Since ARV medications themselves may be linked to IR, it is therefore critical that the selection of ART regimens is taken into account when deciding upon what ART regimens to initiate (or switch to) at the individual patient-level. Recent reports of the newly introduced integrase strand inhibitor dolutegravir (DTG), that is being rolled out to majority of individuals on ART being linked to increasing weight, are concerning and warrant further study. Recently, Venter and group reported increased weight on DTG based therapy in south African HIV positive adults much more in female [47,48]. These recent data that Menard et al describe as “an unexpected bothering side effect” are worrisome as DM rates may increase independently of the metabolic syndrome and as a result there may be more intermediate-and longer-term risks associated with DTG exposure than previously elucidated [48-50]. Our study participants were not on DTG-based ART, thus we could not study these potential causal relationships and certainly additional studies are needed.

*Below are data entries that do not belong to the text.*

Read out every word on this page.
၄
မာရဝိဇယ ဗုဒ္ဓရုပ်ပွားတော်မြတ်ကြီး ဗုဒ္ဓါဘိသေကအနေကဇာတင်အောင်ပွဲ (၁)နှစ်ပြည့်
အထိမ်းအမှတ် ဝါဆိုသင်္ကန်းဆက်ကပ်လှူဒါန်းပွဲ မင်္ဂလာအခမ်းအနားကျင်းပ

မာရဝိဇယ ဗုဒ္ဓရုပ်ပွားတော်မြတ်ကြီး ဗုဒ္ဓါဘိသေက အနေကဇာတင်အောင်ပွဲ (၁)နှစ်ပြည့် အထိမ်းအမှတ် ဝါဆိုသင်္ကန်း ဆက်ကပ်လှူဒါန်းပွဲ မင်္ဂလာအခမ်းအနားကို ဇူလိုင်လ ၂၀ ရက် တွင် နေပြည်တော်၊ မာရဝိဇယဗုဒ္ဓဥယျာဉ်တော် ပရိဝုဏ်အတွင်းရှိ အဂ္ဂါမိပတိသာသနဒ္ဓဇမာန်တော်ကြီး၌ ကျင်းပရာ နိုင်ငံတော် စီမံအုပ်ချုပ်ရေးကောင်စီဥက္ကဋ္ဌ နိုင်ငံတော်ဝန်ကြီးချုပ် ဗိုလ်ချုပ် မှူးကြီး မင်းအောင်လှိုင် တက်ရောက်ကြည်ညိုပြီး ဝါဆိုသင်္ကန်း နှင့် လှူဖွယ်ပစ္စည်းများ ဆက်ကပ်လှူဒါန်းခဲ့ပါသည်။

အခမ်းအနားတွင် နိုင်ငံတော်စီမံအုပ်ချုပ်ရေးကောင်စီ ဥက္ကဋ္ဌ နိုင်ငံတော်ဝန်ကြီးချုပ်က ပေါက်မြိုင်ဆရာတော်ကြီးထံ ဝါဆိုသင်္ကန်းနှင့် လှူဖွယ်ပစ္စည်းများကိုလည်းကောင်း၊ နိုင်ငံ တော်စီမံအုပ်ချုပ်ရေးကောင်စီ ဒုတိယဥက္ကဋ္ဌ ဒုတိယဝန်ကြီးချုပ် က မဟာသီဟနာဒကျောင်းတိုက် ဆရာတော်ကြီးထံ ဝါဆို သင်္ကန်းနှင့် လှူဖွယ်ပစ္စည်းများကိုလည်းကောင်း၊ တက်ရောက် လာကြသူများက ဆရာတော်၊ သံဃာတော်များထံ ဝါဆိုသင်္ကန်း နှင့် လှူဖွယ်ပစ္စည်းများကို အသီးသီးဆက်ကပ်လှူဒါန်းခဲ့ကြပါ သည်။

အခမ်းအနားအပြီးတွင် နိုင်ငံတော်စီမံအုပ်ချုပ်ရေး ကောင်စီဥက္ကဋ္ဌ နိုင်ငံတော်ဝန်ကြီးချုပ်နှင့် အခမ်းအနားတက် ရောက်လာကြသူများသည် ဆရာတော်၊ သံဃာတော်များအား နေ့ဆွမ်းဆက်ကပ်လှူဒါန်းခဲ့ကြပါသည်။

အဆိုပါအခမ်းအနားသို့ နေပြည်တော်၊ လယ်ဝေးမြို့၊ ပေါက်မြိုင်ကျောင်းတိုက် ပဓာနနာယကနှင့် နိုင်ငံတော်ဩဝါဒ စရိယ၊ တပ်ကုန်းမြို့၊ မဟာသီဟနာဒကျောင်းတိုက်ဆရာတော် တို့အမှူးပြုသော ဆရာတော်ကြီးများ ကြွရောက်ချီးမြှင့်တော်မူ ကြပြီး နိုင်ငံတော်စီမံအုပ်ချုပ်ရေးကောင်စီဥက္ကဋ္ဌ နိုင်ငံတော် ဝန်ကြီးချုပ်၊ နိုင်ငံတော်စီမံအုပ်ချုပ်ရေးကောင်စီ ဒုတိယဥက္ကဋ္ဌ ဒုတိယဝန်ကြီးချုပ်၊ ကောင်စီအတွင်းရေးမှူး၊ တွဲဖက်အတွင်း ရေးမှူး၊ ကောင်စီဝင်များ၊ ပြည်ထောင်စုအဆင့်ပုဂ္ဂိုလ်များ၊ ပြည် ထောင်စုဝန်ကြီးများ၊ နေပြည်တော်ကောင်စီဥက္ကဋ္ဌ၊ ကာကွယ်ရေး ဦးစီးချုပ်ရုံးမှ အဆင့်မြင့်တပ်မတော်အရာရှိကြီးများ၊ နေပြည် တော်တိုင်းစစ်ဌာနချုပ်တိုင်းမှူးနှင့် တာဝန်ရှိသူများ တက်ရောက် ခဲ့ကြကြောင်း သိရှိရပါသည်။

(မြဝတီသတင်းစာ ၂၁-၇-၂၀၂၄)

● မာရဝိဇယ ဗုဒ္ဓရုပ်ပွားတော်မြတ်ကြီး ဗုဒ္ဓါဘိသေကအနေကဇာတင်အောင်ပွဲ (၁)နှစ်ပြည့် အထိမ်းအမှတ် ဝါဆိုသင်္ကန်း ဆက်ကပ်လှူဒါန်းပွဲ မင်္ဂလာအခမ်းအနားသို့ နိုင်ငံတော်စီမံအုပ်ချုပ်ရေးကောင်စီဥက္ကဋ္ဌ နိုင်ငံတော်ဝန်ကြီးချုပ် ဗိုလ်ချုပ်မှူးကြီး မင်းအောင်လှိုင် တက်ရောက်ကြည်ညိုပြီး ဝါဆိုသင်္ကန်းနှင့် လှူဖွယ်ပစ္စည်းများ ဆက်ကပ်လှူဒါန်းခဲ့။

Our study has several limitations. 1) This was a cross sectional study and thus we could not establish pre-treatment/baseline levels of IR in our population and other pre-treatment parameters such as viral load, HIVDR, visceral fat levels and anthropometric indices. 2) Our team did not have an HIV-negative control group or an HIV-positive, ART-naive group which would have helped to disentangle the role of HIV and ART exposure in the development of and progression of IR.

Conclusion

In summary, we have shown that insulin resistance rates in HIV-positive adults receiving ART for 1 year are high and associated with both non-viral suppression (viral load>20 copies/mL) and treatment failure (viral load>1,000 copies/mL). Insulin resistance was further associated with high inflammatory markers (hsCRP and TNF-α), visceral fat and obesity. These findings may have wider implications for a number of reasons:

Individuals with HIV are now living longer and are at high risk for NCDs including diabetes mellitus.

People Living with HIV (PLHIV) have systemic inflammation (as evidenced in this study), another factor associated with type 2 diabetes.

PLHIV may have lip dystrophic features with increasing obesity related to both HIV infection and ART exposure, both of which are related to incident type2 diabetes.

The wide scale introduction of DTG, with improved potency (i.e. higher viral suppression rates) and tolerability, may be associated with obesity which has been linked to IR and incident DM.